In their efforts to help states combat the virus and the resulting economic impact, “House Democrats advocate sending enormous sums to states — even those with without any connection to the outbreak — sans any requirement that they be spent on addressing the problem,” he writes today in National Review Online. The bill released yesterday would simply boost federal Medicaid funding for each state by 8%.
“It’s common sense that funds should be targeted to where the outbreak is most severe, yet the bill…would send tens of billions of dollars disproportionately to states that are richer and have lower uninsured rates, not those hardest hit by the virus attack.”
He explains that Washington state, for example, “which has 2 million more people than Minnesota, would receive $100 million less even though, as of March 12, there are 366 reported coronavirus cases in Washington and fewer than five in Minnesota.”
There are better solutions, Blase argues. “Congress should provide funds to help, but it should do so separate from existing state Medicaid expenditures, which would reward states with larger and higher-spending programs. Moreover, we should be sending more federal funds to poorer states and those with more uninsured—precisely the opposite of what House Democrats are proposing.”
Funding should be flexible, allowing discretion to determine where it is most needed, especially states hardest hit by the outbreak, he writes.
“Congress could also approve federal funding to replace the lost income of those who need to self-quarantine but lack flexible work arrangements. These approaches are targeted to the problem, would improve public health, and would not merely spray federal money to states, without regard to the impact of the virus on their communities.”
The House bill has some good provisions that should be retained, he writes, including providing funds to allow uninsured people to get free tests for the coronavirus to assure that no one fails to get tested for financial reasons.
Here is a link to Blase’s chart that shows how much each state would receive in extra funds if the House proposal for an 8% across-the-board Medicaid increase were to be enacted, what percentage increase it would be for each, their respective uninsured population, and the additional federal funds per uninsured.
It clearly shows the House bill favors states that have much larger and profligate Medicaid programs.

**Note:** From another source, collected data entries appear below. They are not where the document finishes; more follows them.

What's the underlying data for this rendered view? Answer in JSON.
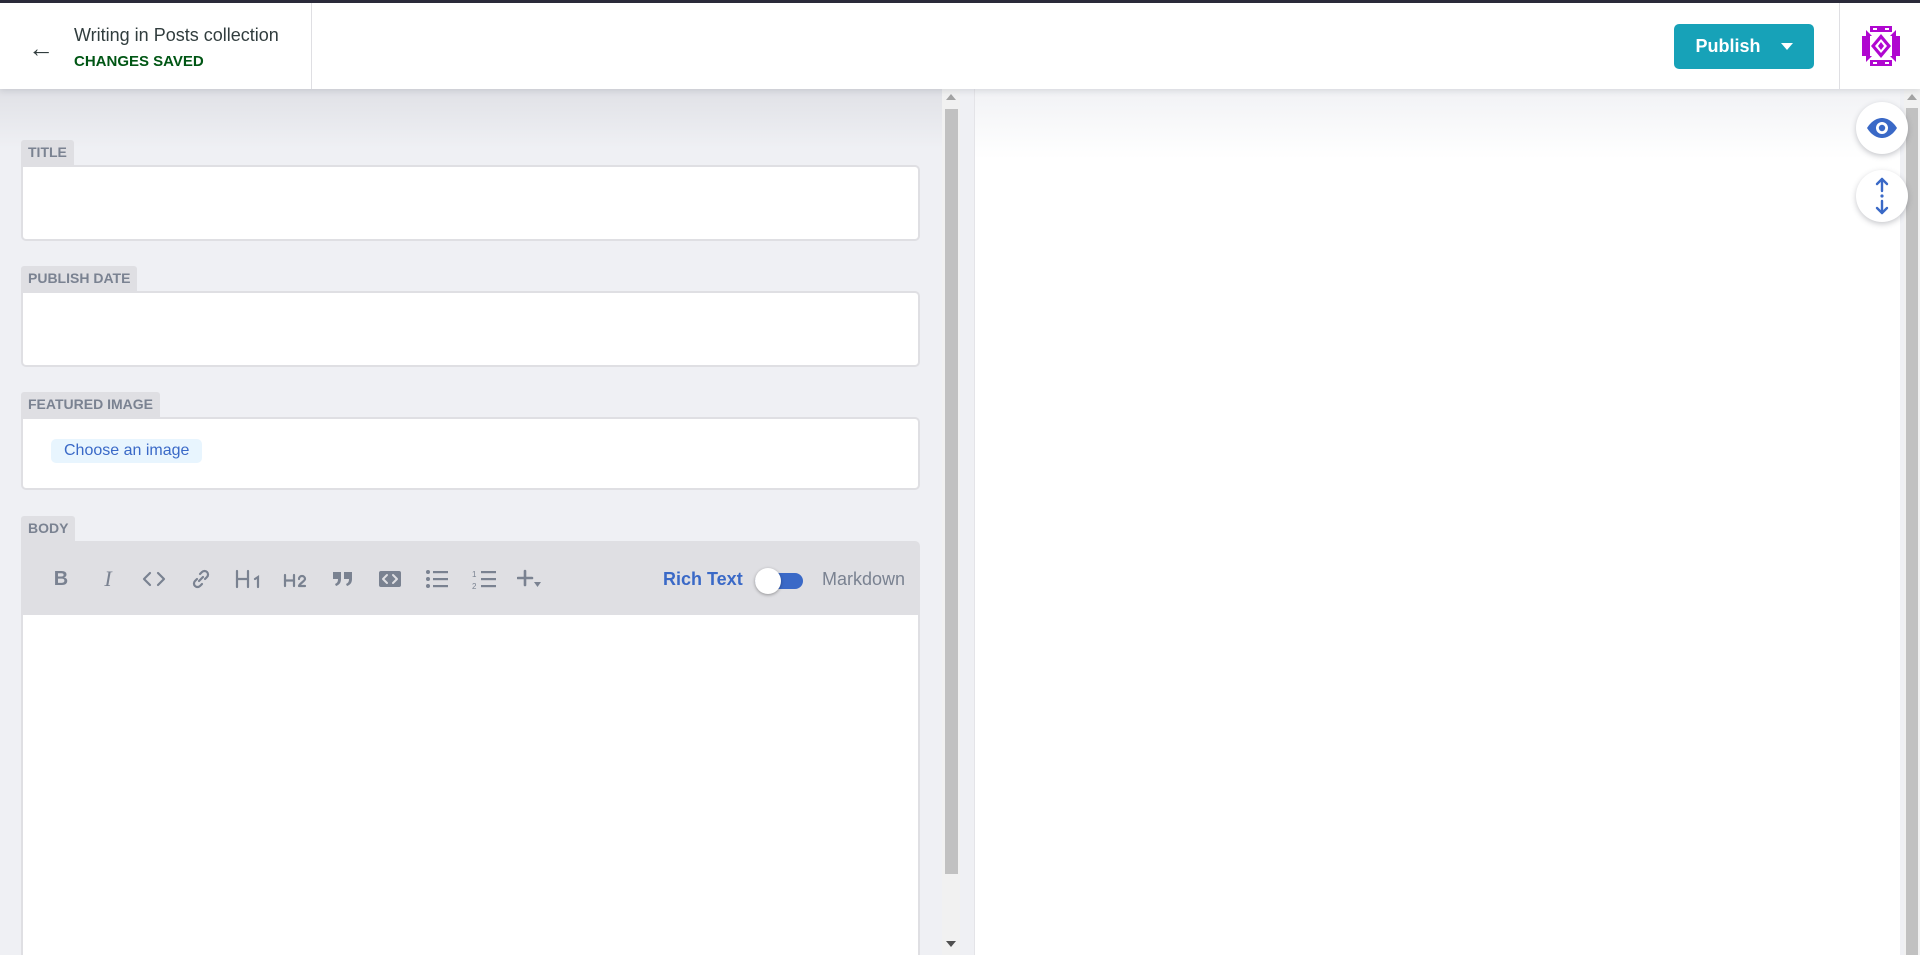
{
  "header": {
    "back_glyph": "←",
    "collection_title": "Writing in Posts collection",
    "save_status": "CHANGES SAVED",
    "publish_label": "Publish",
    "avatar_icon": "user-avatar-icon"
  },
  "fields": {
    "title": {
      "label": "TITLE",
      "value": ""
    },
    "publish_date": {
      "label": "PUBLISH DATE",
      "value": ""
    },
    "featured_image": {
      "label": "FEATURED IMAGE",
      "button_label": "Choose an image"
    },
    "body": {
      "label": "BODY",
      "value": ""
    }
  },
  "toolbar": {
    "tools": [
      "bold-icon",
      "italic-icon",
      "code-icon",
      "link-icon",
      "heading-one-icon",
      "heading-two-icon",
      "quote-icon",
      "code-block-icon",
      "bulleted-list-icon",
      "numbered-list-icon",
      "add-component-icon"
    ],
    "mode_rich": "Rich Text",
    "mode_markdown": "Markdown",
    "mode_selected": "Rich Text"
  },
  "preview": {
    "buttons": [
      "eye-icon",
      "sync-scroll-icon"
    ]
  },
  "colors": {
    "accent": "#3a69c7",
    "publish": "#17a2b8",
    "saved": "#005614",
    "label_bg": "#dfdfe3",
    "avatar": "#b007d0"
  }
}
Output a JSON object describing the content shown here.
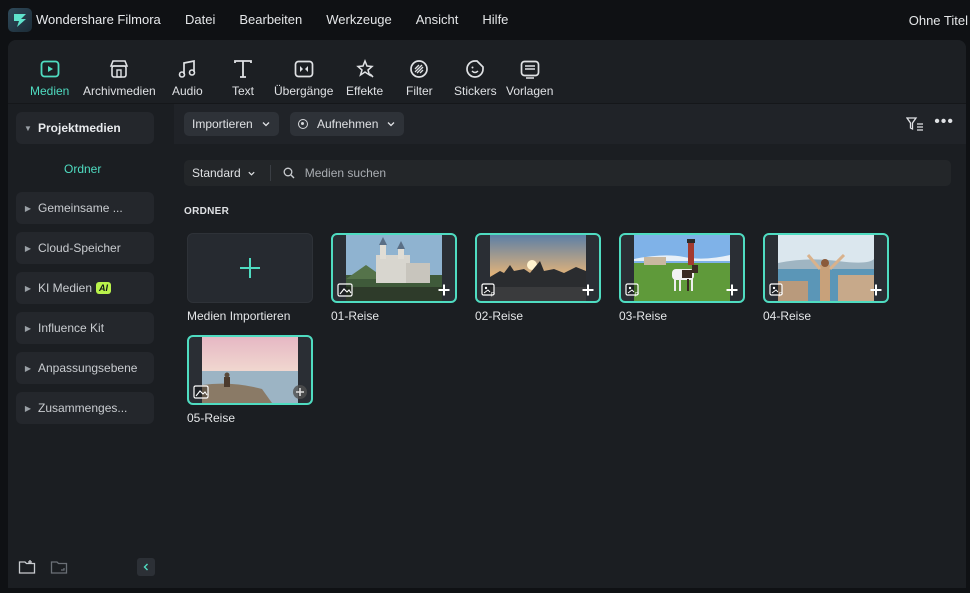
{
  "app": {
    "title": "Wondershare Filmora",
    "document_title": "Ohne Titel",
    "menu": [
      "Datei",
      "Bearbeiten",
      "Werkzeuge",
      "Ansicht",
      "Hilfe"
    ]
  },
  "toolbar": {
    "items": [
      {
        "label": "Medien",
        "icon": "media-icon",
        "active": true
      },
      {
        "label": "Archivmedien",
        "icon": "store-icon",
        "active": false
      },
      {
        "label": "Audio",
        "icon": "music-note-icon",
        "active": false
      },
      {
        "label": "Text",
        "icon": "text-icon",
        "active": false
      },
      {
        "label": "Übergänge",
        "icon": "transition-icon",
        "active": false
      },
      {
        "label": "Effekte",
        "icon": "effects-icon",
        "active": false
      },
      {
        "label": "Filter",
        "icon": "filter-icon",
        "active": false
      },
      {
        "label": "Stickers",
        "icon": "sticker-icon",
        "active": false
      },
      {
        "label": "Vorlagen",
        "icon": "template-icon",
        "active": false
      }
    ]
  },
  "sidebar": {
    "items": [
      {
        "label": "Projektmedien",
        "expanded": true
      },
      {
        "label": "Gemeinsame ...",
        "expanded": false
      },
      {
        "label": "Cloud-Speicher",
        "expanded": false
      },
      {
        "label": "KI Medien",
        "badge": "AI",
        "expanded": false
      },
      {
        "label": "Influence Kit",
        "expanded": false
      },
      {
        "label": "Anpassungsebene",
        "expanded": false
      },
      {
        "label": "Zusammenges...",
        "expanded": false
      }
    ],
    "subfolder": "Ordner"
  },
  "content": {
    "import_button": "Importieren",
    "record_button": "Aufnehmen",
    "sort_select": "Standard",
    "search_placeholder": "Medien suchen",
    "section_title": "ORDNER",
    "import_tile_label": "Medien Importieren",
    "media": [
      {
        "name": "01-Reise",
        "scene": "castle"
      },
      {
        "name": "02-Reise",
        "scene": "city-sunset"
      },
      {
        "name": "03-Reise",
        "scene": "horse-lighthouse"
      },
      {
        "name": "04-Reise",
        "scene": "woman-coast"
      },
      {
        "name": "05-Reise",
        "scene": "bird-sea"
      }
    ]
  },
  "colors": {
    "accent": "#4fdcc1",
    "background": "#1b1e22",
    "titlebar": "#0f1114"
  }
}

Massachusetts will receive $350 million more than New Jersey despite New Jersey having two million more residents and 470,000 more uninsured.
(Reports suggest the House is considering reducing the Medicaid boost from 8% to 6.2%, but this doesn’t change the underlying analysis or distribution of funds among states. It just lowers the amount per state by the same 22.5% percentage.)
The chart makes it clear that House Democrats’ across-the-board Medicaid FMAP increase is a misguided use of resources to respond to this public health emergency. It’s up to the Senate and the White House to craft a more targeted, effective proposal.